Government Failure Theory
Government failure is the other prong of the contract failure theory. Proponents of this theory state that government moves too slowly and cannot respond rapidly to public needs. Furthermore, government can generally only move with majority consent. So, a genuine need for which there is no political support will generally not garner government action.
Given the limited resources of government and the myriad of different interests and ideologies competing for political power, there are a number of worthy—and unworthy, depending on your point of view—causes that do not receive government support. Nonprofits help fill this gap.
So, what are the legal requirements for creating a nonprofit organization? In the United States, a nonprofit organization must state its intention to be a nonprofit organization in its Articles of Incorporation. These articles must also contain a non-distribution constraint forbidding, as described above, the organization from distributing the money it collects to insiders.
Federal law generally controls the government and formation of nonprofit organizations. Nothing stops the states from providing unique rules for the formation of nonprofits, but since the federal tax implications are often the driving motivation in designating an organization as not-for-profit, the federal tax code generally controls. Acknowledging this reality, states usually defer to the Internal Revenue Code in their own rules governing the formation and recognition of nonprofit organizations.

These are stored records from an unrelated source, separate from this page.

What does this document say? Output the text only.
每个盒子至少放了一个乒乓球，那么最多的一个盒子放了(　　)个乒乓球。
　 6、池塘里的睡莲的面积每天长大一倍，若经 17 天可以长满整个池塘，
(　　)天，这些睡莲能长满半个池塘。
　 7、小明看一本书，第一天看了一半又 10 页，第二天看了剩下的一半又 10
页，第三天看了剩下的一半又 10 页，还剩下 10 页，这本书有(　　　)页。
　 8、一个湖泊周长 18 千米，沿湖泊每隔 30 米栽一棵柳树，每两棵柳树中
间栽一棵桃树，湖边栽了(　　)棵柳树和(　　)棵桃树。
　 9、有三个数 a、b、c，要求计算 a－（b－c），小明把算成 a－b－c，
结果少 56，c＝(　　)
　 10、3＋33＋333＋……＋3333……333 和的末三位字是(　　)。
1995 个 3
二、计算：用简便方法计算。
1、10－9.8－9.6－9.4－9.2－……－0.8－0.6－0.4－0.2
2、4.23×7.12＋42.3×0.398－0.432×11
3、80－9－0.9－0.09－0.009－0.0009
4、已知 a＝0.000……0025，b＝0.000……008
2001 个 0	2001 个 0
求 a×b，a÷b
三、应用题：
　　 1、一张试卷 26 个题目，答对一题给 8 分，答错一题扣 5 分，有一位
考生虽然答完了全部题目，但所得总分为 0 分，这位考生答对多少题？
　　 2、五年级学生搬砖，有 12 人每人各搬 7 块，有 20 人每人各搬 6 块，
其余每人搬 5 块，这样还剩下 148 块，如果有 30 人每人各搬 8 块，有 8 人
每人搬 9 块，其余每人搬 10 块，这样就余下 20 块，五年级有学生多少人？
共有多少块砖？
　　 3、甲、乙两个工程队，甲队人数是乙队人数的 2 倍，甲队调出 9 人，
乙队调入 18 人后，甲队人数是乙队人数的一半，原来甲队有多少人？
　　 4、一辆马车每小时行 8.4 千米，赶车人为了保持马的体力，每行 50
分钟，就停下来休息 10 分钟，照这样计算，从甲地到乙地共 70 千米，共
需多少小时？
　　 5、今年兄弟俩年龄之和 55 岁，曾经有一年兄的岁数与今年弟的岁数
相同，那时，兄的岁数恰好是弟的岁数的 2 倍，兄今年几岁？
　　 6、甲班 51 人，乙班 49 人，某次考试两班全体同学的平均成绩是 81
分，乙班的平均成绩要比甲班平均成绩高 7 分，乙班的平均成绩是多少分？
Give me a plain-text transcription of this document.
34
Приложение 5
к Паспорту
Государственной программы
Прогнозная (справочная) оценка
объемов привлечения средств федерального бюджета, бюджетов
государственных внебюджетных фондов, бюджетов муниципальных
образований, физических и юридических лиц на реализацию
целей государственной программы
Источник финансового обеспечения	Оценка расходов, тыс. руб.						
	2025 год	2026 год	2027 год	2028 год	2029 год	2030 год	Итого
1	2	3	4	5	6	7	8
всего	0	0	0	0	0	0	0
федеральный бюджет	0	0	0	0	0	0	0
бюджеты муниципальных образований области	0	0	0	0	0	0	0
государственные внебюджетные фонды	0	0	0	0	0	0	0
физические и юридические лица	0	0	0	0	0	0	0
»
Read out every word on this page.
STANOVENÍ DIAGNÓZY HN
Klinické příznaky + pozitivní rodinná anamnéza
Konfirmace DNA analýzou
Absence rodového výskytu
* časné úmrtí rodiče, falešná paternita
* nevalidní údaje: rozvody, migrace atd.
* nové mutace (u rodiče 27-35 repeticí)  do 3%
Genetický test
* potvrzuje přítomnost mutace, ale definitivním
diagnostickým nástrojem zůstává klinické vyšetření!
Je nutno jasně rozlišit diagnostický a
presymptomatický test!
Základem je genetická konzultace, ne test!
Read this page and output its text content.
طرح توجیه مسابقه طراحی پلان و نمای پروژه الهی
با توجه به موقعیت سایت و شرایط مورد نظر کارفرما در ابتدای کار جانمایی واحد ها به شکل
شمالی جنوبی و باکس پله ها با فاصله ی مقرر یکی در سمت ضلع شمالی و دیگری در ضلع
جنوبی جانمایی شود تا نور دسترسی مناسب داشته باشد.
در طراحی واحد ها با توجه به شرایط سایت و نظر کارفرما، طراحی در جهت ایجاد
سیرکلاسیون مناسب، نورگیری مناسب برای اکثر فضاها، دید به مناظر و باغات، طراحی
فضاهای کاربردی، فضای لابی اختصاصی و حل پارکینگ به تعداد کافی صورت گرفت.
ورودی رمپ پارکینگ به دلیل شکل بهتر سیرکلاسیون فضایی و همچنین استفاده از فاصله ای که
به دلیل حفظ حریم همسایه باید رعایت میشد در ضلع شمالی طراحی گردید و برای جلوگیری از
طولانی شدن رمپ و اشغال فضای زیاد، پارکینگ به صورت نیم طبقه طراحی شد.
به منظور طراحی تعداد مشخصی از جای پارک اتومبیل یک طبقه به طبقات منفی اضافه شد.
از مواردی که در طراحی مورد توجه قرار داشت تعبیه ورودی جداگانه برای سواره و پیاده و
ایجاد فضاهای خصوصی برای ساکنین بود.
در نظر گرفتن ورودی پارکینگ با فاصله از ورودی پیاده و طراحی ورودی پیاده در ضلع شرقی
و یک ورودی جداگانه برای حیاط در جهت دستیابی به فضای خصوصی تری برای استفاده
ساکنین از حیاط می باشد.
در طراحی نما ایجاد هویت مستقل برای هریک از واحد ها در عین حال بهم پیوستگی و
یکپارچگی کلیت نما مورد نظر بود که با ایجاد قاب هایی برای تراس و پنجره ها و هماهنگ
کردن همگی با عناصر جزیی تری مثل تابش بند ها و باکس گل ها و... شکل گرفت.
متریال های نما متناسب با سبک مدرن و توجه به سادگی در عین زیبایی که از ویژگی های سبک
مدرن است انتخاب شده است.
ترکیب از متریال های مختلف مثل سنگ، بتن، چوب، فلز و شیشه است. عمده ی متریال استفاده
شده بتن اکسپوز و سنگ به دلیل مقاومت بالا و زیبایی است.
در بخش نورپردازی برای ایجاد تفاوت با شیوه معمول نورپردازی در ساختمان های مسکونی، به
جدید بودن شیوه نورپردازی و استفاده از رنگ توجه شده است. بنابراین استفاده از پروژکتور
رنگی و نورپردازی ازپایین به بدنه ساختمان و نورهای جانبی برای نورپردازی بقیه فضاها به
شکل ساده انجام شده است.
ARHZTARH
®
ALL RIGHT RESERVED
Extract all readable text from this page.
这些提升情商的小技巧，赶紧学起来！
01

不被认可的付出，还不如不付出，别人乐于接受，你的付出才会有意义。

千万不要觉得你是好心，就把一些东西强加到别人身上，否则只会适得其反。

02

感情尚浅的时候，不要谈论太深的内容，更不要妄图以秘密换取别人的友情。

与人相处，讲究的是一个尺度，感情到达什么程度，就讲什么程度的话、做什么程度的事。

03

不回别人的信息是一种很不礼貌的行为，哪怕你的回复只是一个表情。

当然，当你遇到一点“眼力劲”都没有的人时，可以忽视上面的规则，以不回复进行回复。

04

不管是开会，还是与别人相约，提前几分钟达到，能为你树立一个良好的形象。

So, what if a nonprofit organization decides that it wants to convert to a for-profit business? This is possible in a sense, but very difficult. Such a move usually requires the termination of the nonprofit organization and the formation of a new for-profit company.
When a nonprofit organization is terminated, however, all the assets must be used to be distributed for public use. They cannot be used by the new organization, so making the transition is extremely difficult.